JUAN LAPRIDA
El acercamiento a Almotásim
&
Filmar Pedro Páramo
Juan Laprida es un anciano de 99 años. Todas las mañanas se ejercita en su departamento de Hopkins St. y mira la televisión durante veinte minutos: lo que estén transmitiendo, no importa. Luego toma una ducha y se va al departamento de su amigo Joaquín Manila.
Los dos viejos se enfrascan en una misión de Final Fantasy que puede durar hasta las tres de la tarde; entonces alquilan alguna película de los años cincuenta y se sientan a comer lo que prepare el cubano, casi siempre platos fulminantes para sus sistemas digestivos y que más de una vez llevaron a la sala de terapia intensiva del Jefferson Memorial al segundo autor de El acercamiento a Almotásim.
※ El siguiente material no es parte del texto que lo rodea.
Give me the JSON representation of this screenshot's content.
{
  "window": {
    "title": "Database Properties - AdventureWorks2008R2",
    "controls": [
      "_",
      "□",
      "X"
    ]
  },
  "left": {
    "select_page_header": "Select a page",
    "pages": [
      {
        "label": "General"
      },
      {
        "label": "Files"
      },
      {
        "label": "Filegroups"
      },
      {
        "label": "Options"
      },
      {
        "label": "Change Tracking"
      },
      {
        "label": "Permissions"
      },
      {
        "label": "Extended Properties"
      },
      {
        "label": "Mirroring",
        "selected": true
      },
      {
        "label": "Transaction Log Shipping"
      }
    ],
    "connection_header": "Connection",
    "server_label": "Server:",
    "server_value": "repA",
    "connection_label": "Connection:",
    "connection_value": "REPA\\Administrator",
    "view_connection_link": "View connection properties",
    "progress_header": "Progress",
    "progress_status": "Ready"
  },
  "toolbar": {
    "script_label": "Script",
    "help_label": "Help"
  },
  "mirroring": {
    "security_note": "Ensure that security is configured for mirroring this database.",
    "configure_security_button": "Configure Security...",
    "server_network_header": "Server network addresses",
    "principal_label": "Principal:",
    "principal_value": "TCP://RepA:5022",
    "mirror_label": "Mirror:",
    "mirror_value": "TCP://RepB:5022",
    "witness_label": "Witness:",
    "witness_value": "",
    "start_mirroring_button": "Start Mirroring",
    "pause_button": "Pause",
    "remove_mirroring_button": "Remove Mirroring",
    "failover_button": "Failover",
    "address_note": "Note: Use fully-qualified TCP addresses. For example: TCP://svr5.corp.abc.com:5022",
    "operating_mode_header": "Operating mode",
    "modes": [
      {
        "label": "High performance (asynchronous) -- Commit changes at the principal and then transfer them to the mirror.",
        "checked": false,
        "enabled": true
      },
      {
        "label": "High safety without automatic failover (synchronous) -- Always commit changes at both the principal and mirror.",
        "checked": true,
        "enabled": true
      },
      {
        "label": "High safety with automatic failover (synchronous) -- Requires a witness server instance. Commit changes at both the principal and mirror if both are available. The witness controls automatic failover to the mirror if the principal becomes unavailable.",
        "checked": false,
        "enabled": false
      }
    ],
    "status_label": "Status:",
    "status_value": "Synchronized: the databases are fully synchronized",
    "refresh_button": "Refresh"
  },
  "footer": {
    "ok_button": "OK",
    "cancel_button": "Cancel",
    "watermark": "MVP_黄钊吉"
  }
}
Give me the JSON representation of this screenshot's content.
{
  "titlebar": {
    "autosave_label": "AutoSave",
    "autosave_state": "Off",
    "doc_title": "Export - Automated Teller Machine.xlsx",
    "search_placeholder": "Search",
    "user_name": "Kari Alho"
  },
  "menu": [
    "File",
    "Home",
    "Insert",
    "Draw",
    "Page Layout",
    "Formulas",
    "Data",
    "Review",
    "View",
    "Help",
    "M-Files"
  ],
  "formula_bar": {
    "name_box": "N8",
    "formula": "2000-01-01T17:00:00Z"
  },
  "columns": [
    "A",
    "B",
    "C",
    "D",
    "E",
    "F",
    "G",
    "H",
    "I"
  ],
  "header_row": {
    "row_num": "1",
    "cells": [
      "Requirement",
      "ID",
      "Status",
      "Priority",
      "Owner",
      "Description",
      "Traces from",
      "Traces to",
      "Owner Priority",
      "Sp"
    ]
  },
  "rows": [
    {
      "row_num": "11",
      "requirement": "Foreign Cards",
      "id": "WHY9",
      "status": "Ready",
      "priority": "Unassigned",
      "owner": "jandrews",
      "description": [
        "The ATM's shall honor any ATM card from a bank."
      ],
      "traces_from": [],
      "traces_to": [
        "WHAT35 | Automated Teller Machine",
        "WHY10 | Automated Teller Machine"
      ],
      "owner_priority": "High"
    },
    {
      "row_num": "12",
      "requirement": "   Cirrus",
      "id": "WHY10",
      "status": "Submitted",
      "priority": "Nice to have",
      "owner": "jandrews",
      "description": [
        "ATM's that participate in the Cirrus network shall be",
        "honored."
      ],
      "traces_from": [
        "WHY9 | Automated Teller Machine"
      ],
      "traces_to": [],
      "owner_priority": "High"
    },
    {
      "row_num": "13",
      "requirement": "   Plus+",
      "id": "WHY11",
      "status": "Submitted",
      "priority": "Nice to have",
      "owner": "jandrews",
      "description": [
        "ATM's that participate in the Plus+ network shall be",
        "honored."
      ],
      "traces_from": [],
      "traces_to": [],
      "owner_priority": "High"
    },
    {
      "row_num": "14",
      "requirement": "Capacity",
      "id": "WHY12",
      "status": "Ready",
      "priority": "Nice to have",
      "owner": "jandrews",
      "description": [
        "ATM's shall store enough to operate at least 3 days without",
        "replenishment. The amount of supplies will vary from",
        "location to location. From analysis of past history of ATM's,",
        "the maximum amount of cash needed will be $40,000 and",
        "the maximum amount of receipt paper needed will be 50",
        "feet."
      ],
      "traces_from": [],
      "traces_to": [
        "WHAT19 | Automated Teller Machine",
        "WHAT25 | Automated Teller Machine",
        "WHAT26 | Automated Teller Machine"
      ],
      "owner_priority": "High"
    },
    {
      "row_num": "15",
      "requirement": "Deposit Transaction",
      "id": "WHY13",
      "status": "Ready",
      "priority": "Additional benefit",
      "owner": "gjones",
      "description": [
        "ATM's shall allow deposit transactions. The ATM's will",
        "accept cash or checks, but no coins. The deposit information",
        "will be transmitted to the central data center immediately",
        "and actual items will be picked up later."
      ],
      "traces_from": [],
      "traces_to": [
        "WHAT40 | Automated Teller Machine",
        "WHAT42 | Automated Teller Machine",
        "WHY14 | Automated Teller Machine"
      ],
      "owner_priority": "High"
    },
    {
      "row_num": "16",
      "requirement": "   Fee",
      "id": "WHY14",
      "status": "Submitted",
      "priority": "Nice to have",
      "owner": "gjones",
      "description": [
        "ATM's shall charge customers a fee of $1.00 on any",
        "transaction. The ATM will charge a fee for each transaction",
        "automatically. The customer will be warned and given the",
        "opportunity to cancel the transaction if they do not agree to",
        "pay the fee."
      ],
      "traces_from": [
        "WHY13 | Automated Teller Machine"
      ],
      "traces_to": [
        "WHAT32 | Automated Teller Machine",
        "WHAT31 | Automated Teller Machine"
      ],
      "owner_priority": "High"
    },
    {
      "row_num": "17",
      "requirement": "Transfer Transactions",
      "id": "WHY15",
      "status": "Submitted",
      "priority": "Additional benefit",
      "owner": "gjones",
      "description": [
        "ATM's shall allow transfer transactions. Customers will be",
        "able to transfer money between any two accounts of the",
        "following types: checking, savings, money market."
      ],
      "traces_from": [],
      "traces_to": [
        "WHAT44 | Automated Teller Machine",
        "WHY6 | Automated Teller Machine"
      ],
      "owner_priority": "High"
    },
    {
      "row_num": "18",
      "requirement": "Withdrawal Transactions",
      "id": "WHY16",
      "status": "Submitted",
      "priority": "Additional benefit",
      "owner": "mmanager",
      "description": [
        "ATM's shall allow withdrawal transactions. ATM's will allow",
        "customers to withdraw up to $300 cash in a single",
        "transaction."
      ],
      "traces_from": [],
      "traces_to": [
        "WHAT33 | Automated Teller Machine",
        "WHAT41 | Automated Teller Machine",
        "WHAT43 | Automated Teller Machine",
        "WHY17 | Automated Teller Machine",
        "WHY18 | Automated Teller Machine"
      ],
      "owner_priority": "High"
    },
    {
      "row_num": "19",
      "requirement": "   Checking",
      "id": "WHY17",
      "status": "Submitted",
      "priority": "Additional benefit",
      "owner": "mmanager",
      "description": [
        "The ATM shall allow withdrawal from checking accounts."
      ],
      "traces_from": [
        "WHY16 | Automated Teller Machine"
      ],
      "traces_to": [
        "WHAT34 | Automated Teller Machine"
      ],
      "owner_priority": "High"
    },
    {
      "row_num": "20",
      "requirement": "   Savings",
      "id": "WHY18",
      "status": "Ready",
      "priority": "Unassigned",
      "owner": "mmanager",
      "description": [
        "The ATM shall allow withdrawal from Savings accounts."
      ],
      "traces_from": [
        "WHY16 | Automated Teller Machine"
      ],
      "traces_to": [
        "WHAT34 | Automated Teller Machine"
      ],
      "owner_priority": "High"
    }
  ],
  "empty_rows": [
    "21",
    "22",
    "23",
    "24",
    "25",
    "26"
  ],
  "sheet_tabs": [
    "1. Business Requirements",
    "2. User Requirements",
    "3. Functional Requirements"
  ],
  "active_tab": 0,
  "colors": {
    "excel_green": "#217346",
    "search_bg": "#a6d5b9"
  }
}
Siempre Juan negó el plagio evidente. Se aferraba histérico a que su relato era tan original como el de Borges, en otro sentido. Maura Samprini, la única mujer que llegó a entenderlo -se podría decir que la única criatura viviente que llegó a hacerlo aparte de su gato-, nos rogó que no lo molestásemos más con nuestras acusaciones. De cualquier modo al viejo no le importaban. Pronto nos reconciliamos y por esa razón Juan Laprida me ha solicitado redactar el prefacio de su singular obra.
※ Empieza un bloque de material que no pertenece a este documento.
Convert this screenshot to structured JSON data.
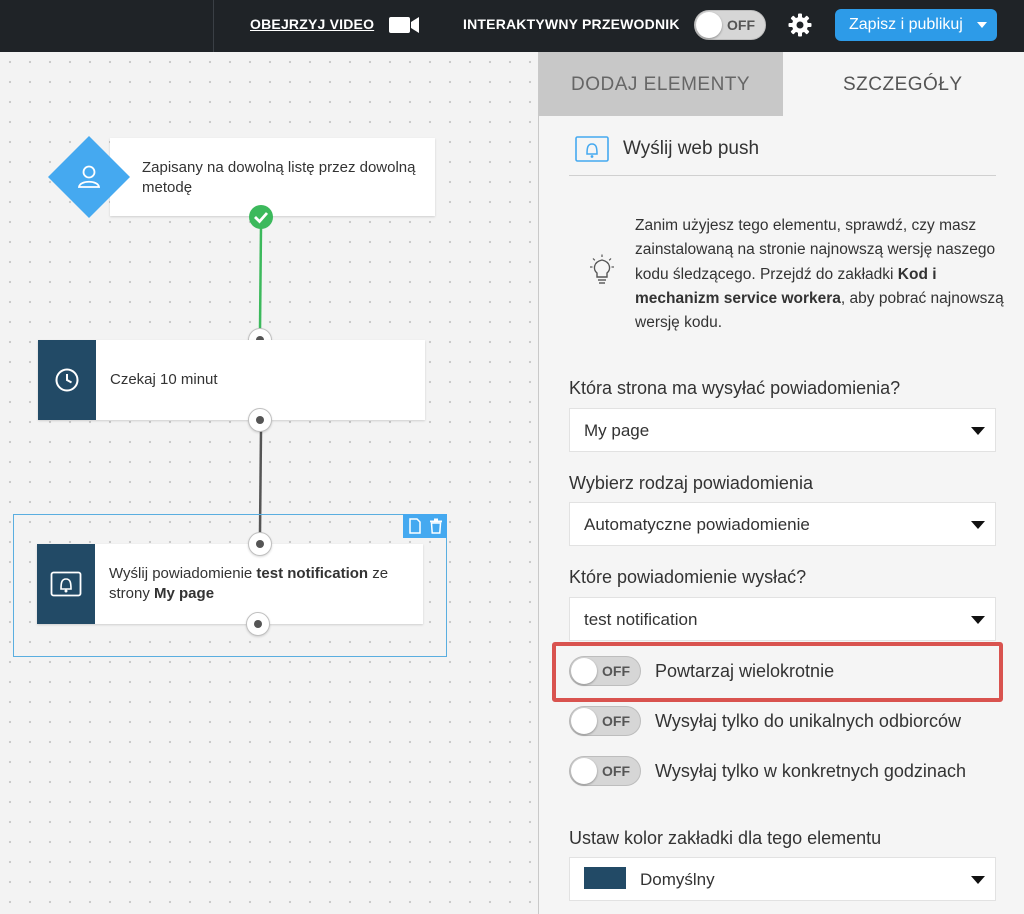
{
  "header": {
    "video_label": "OBEJRZYJ VIDEO",
    "guide_label": "INTERAKTYWNY PRZEWODNIK",
    "guide_toggle": "OFF",
    "publish_label": "Zapisz i publikuj"
  },
  "canvas": {
    "trigger_text": "Zapisany na dowolną listę przez dowolną metodę",
    "wait_text": "Czekaj 10 minut",
    "send_prefix": "Wyślij powiadomienie ",
    "send_name": "test notification",
    "send_middle": " ze strony ",
    "send_page": "My page"
  },
  "panel": {
    "tabs": [
      {
        "label": "DODAJ ELEMENTY"
      },
      {
        "label": "SZCZEGÓŁY"
      }
    ],
    "element_title": "Wyślij web push",
    "info": {
      "part1": "Zanim użyjesz tego elementu, sprawdź, czy masz zainstalowaną na stronie najnowszą wersję naszego kodu śledzącego. Przejdź do zakładki ",
      "bold": "Kod i mechanizm service workera",
      "part2": ", aby pobrać najnowszą wersję kodu."
    },
    "site_label": "Która strona ma wysyłać powiadomienia?",
    "site_value": "My page",
    "type_label": "Wybierz rodzaj powiadomienia",
    "type_value": "Automatyczne powiadomienie",
    "notif_label": "Które powiadomienie wysłać?",
    "notif_value": "test notification",
    "options": [
      {
        "label": "Powtarzaj wielokrotnie",
        "toggle": "OFF"
      },
      {
        "label": "Wysyłaj tylko do unikalnych odbiorców",
        "toggle": "OFF"
      },
      {
        "label": "Wysyłaj tylko w konkretnych godzinach",
        "toggle": "OFF"
      }
    ],
    "color_label": "Ustaw kolor zakładki dla tego elementu",
    "color_value": "Domyślny"
  },
  "colors": {
    "topbar": "#1f2327",
    "accent": "#2d9be8",
    "node_dark": "#224a66",
    "trigger": "#45a9f0",
    "highlight": "#d9534f",
    "success": "#3cb95c"
  }
}
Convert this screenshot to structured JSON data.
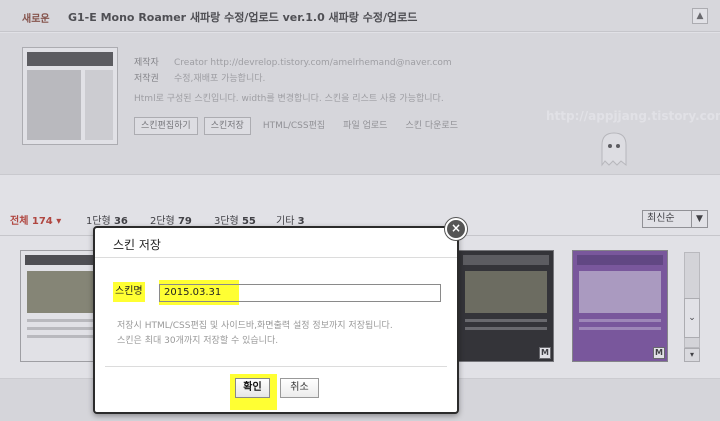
{
  "topbar": {
    "badge": "새로운",
    "title": "G1-E Mono Roamer 새파랑 수정/업로드 ver.1.0 새파랑 수정/업로드",
    "collapse_icon": "chevron-up-icon"
  },
  "info": {
    "rows": [
      {
        "label": "제작자",
        "value": "Creator http://devrelop.tistory.com/amelrhemand@naver.com"
      },
      {
        "label": "저작권",
        "value": "수정,재배포 가능합니다."
      },
      {
        "label": "",
        "value": "Html로 구성된 스킨입니다. width를 변경합니다. 스킨을 리스트 사용 가능합니다."
      }
    ],
    "buttons": [
      "스킨편집하기",
      "스킨저장"
    ],
    "links": [
      "HTML/CSS편집",
      "파일 업로드",
      "스킨 다운로드"
    ]
  },
  "watermark": "http://appjjang.tistory.com",
  "filters": {
    "items": [
      {
        "label": "전체",
        "count": "174",
        "active": true
      },
      {
        "label": "1단형",
        "count": "36",
        "active": false
      },
      {
        "label": "2단형",
        "count": "79",
        "active": false
      },
      {
        "label": "3단형",
        "count": "55",
        "active": false
      },
      {
        "label": "기타",
        "count": "3",
        "active": false
      }
    ],
    "sort": "최신순"
  },
  "gallery": {
    "badge": "M"
  },
  "modal": {
    "title": "스킨 저장",
    "name_label": "스킨명",
    "name_value": "2015.03.31",
    "help_line1": "저장시 HTML/CSS편집 및 사이드바,화면출력 설정 정보까지 저장됩니다.",
    "help_line2": "스킨은 최대 30개까지 저장할 수 있습니다.",
    "ok_label": "확인",
    "cancel_label": "취소",
    "close_icon": "close-icon"
  }
}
Es muy difícil hacerlo cuando el autor mismo asegura que las casualidades que lo conducen a escribir o resucitar El acercamiento a Almotásim no son ficticias. Ello nos condujo a una segunda discusión, esta vez amigable (si cabe el término) y culminamos con el acuerdo de no discutir sobre eso en el prefacio.
Entonces ¿qué decirles?
Este es un texto crítico que se transforma en narrativo y viceversa. No es una reseña como el texto de Borges. Es algo más complejo y menos perfecto: ahí está su atractivo. Es una novela en posibilidad, en potencia, que decide no serlo por fatiga o por la brevedad obligatoria de las bromas pesadas.
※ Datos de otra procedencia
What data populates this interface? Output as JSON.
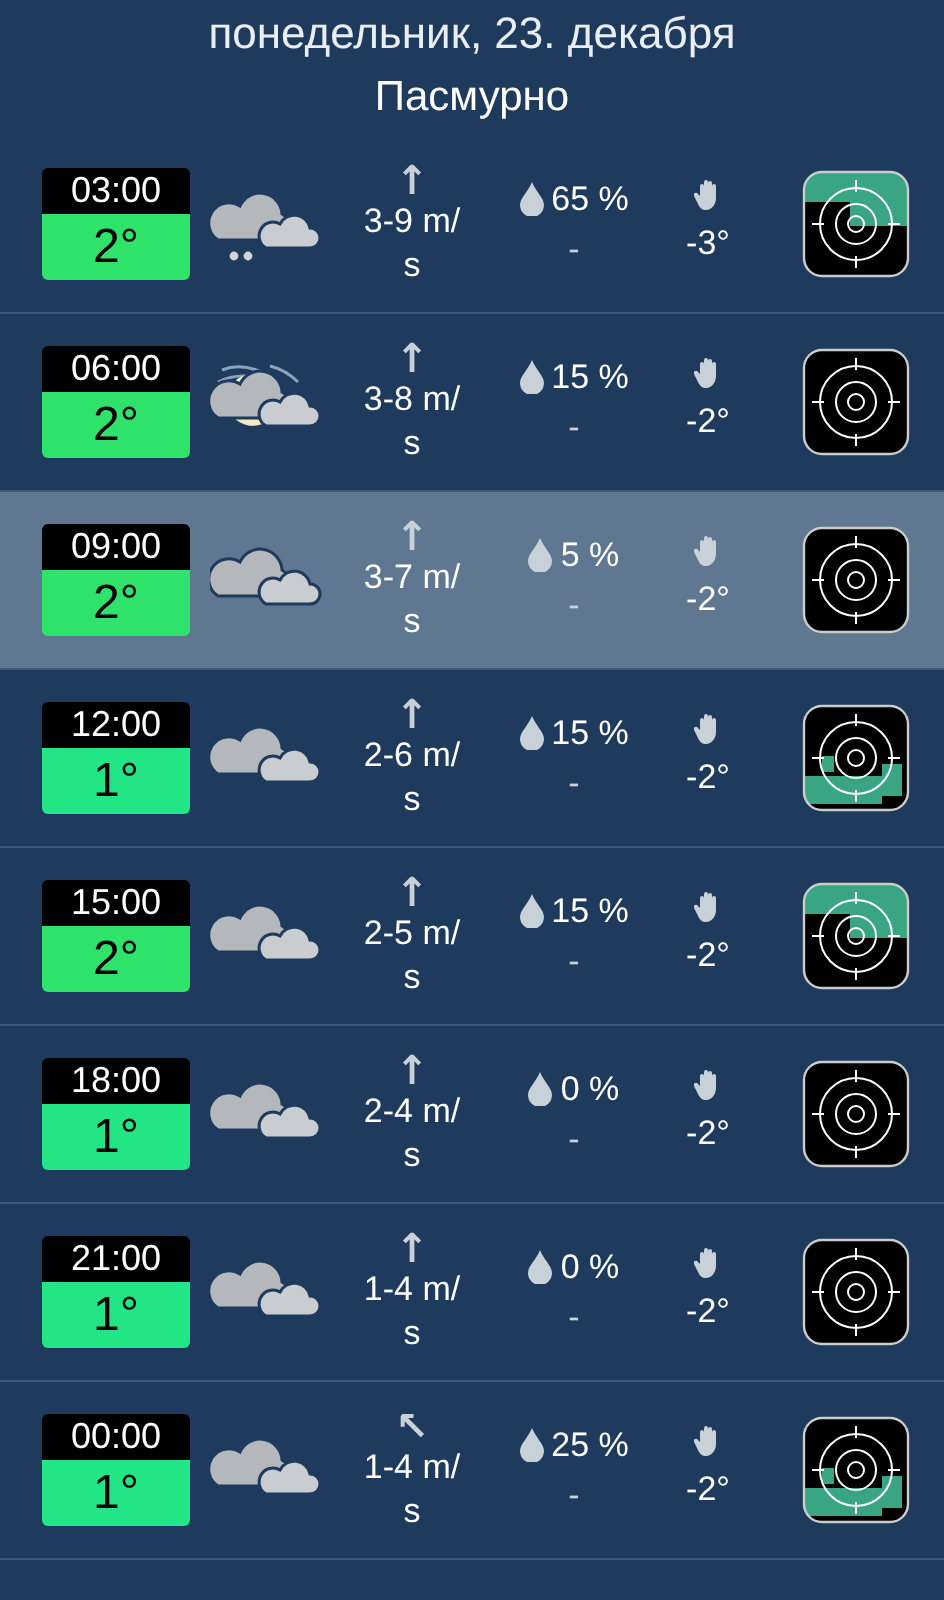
{
  "date": "понедельник, 23. декабря",
  "condition": "Пасмурно",
  "rows": [
    {
      "time": "03:00",
      "temp": "2°",
      "color": "#2ee26a",
      "weather": {
        "kind": "snow"
      },
      "wind_arrow": "↑",
      "wind": "3-9 m/ s",
      "precip": "65 %",
      "precip_amount": "-",
      "feels": "-3°",
      "radar": {
        "kind": "echo"
      },
      "selected": false
    },
    {
      "time": "06:00",
      "temp": "2°",
      "color": "#2ee26a",
      "weather": {
        "kind": "night"
      },
      "wind_arrow": "↑",
      "wind": "3-8 m/ s",
      "precip": "15 %",
      "precip_amount": "-",
      "feels": "-2°",
      "radar": {
        "kind": "clear"
      },
      "selected": false
    },
    {
      "time": "09:00",
      "temp": "2°",
      "color": "#2ee26a",
      "weather": {
        "kind": "cloudy"
      },
      "wind_arrow": "↑",
      "wind": "3-7 m/ s",
      "precip": "5 %",
      "precip_amount": "-",
      "feels": "-2°",
      "radar": {
        "kind": "clear"
      },
      "selected": true
    },
    {
      "time": "12:00",
      "temp": "1°",
      "color": "#22e585",
      "weather": {
        "kind": "cloudy"
      },
      "wind_arrow": "↑",
      "wind": "2-6 m/ s",
      "precip": "15 %",
      "precip_amount": "-",
      "feels": "-2°",
      "radar": {
        "kind": "echo"
      },
      "selected": false
    },
    {
      "time": "15:00",
      "temp": "2°",
      "color": "#2ee26a",
      "weather": {
        "kind": "cloudy"
      },
      "wind_arrow": "↑",
      "wind": "2-5 m/ s",
      "precip": "15 %",
      "precip_amount": "-",
      "feels": "-2°",
      "radar": {
        "kind": "echo"
      },
      "selected": false
    },
    {
      "time": "18:00",
      "temp": "1°",
      "color": "#22e585",
      "weather": {
        "kind": "cloudy"
      },
      "wind_arrow": "↑",
      "wind": "2-4 m/ s",
      "precip": "0 %",
      "precip_amount": "-",
      "feels": "-2°",
      "radar": {
        "kind": "clear"
      },
      "selected": false
    },
    {
      "time": "21:00",
      "temp": "1°",
      "color": "#22e585",
      "weather": {
        "kind": "cloudy"
      },
      "wind_arrow": "↑",
      "wind": "1-4 m/ s",
      "precip": "0 %",
      "precip_amount": "-",
      "feels": "-2°",
      "radar": {
        "kind": "clear"
      },
      "selected": false
    },
    {
      "time": "00:00",
      "temp": "1°",
      "color": "#22e585",
      "weather": {
        "kind": "cloudy"
      },
      "wind_arrow": "↖",
      "wind": "1-4 m/ s",
      "precip": "25 %",
      "precip_amount": "-",
      "feels": "-2°",
      "radar": {
        "kind": "echo"
      },
      "selected": false
    }
  ]
}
Es sin duda un texto umbralista, quizá el primero en aparecer luego de que firmásemos nuestro Manifiesto, seguido por la novela de Joaquín Manila titulada Zarathustra Poraczie.
Ahora hablemos del autor.
Juan Laprida nació en Chacra del Puyrredón, Argentina, el 17 de diciembre de 1912. Allí había nacido José Hernández, su poeta favorito aunque tuvo muchos. Siempre Martín Fierro y las ulteriores interpretaciones narrativas de Borges le desasosegaron. El Sur le parecía una historia inquietante, que nacía de un pacto de los gauchos con el espíritu moderno, o de una inviolabilidad que nadie conocía y el peregrino que se adentra en ella demasiado pertrechado por la razón, finalmente perece o es transformado de una manera irremediable. Borges lo había escrito luego de una septicemia. Y el propio Juan, luego de sus fugaces contactos con la ayahuasca, había padecido la misma sensación de fotografía amarillenta en el cerebro, de muerte detenida, que semejaba un punto de encuentro entre Julien Green -El viajero sobre la tierra- y Lovecraft –Randolph Carter-. Era lo mismo, pero bajo otro sentido lógico. The Unknown Kaddath se convirtió desde entonces en la resonancia de una tierra que Juan Laprida conoció y nunca pudo describir sino a fragmentos.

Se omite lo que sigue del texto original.